The pharmaceutical drug that shows promise as a weapon against Mpro was identified and this was Ebselen.
It has been reported that in combination with silver, Ebselen treats five clinically difficult-to-manage antibiotic-resistant Gram-negative bacteria.
Significantly, several clinical trials have prove
n its safety for use in humans.
Dr de Pablo and his students set out to develop detailed models of the enzyme and the drug. Using those models and sophisticated supercomputer simulations, they discovered that the small Ebselen molecule is able to decrease Mpro's activity in two different ways.
Dr de Pablo highlighted, "In addition to binding at the catalytic site of the enzyme, Ebselen also binds strongly to a distant site, which interferes with the enzyme's catalytic function by relying on a mechanism in which information is carried from one region of a large molecule to another region far away from it through subtle structural reorganizations."
This new study finding is particularly critical and important because it helped explain Ebselen's potential efficacy as a repurposed drug, and it revealed a new vulnerability in the virus that was previously not known and that could be use useful in developing new therapeutic strategies against COVID-19.
The study team completed their work in just over two months and submitted their manuscript to public research archives in April for others to consider.
The team's discovery of two binding sites looks promising for Ebselen to be a new drug lead for the design and development of new Mpro inhibitors and COVID-19 treatment. Motivated by their findings, de Pablo and his student are quick to point out that much work is yet to be done.
Dr de Pablo added, "The main protease is one of many proteins in the virus that could be targeted with existing, repurposed drugs, and there are thousands of compounds to be considered. We are systematically investigating each of the proteins involved in the virus function and investigating their vulnerabilities and their responses to a wide range of drugs."
Dr de Pablo and his team will soon release a comprehensive study of the RBD/ACE2 complex from the virus and another drug that offers promise to interfere with the binding of the virus to cells.
There are other research teams now planning to test Ebselen’s efficacy against SAR-CoV-2 using vitro and vivo models before initiating any human clinical trials.
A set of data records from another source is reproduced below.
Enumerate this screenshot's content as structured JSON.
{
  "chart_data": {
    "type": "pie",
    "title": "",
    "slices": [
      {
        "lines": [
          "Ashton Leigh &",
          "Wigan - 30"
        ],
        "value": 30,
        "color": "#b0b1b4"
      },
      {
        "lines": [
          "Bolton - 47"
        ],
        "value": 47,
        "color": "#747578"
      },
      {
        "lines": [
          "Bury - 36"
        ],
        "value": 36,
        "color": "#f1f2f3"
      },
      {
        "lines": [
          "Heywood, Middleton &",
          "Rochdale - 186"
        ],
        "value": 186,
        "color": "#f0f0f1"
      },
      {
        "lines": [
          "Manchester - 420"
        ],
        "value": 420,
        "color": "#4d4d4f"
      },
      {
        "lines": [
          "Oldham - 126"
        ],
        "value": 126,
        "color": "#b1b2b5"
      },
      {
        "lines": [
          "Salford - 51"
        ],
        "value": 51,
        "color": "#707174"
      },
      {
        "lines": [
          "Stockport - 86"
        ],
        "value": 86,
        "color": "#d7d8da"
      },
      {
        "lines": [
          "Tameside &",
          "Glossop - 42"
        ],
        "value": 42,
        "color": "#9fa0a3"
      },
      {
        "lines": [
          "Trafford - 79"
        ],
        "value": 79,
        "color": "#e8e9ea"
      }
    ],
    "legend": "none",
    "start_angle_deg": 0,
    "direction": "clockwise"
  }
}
However many are skeptical that it would gain recognition or even be accepted as a treatment protocol as there is a concerted effort by pharma giants, certain corrupted governments, social media and even mainstream media platforms in America to ensure that non-patented drug candidates, supplements and herbs do not ever get to be used to treat COVID-19 as they would not be able to profit from it. They would rather that millions die and suffer rather than they lose potential profits. Sadly many common Americans and even Europeans prefer to believe in these entities much to their own detriment.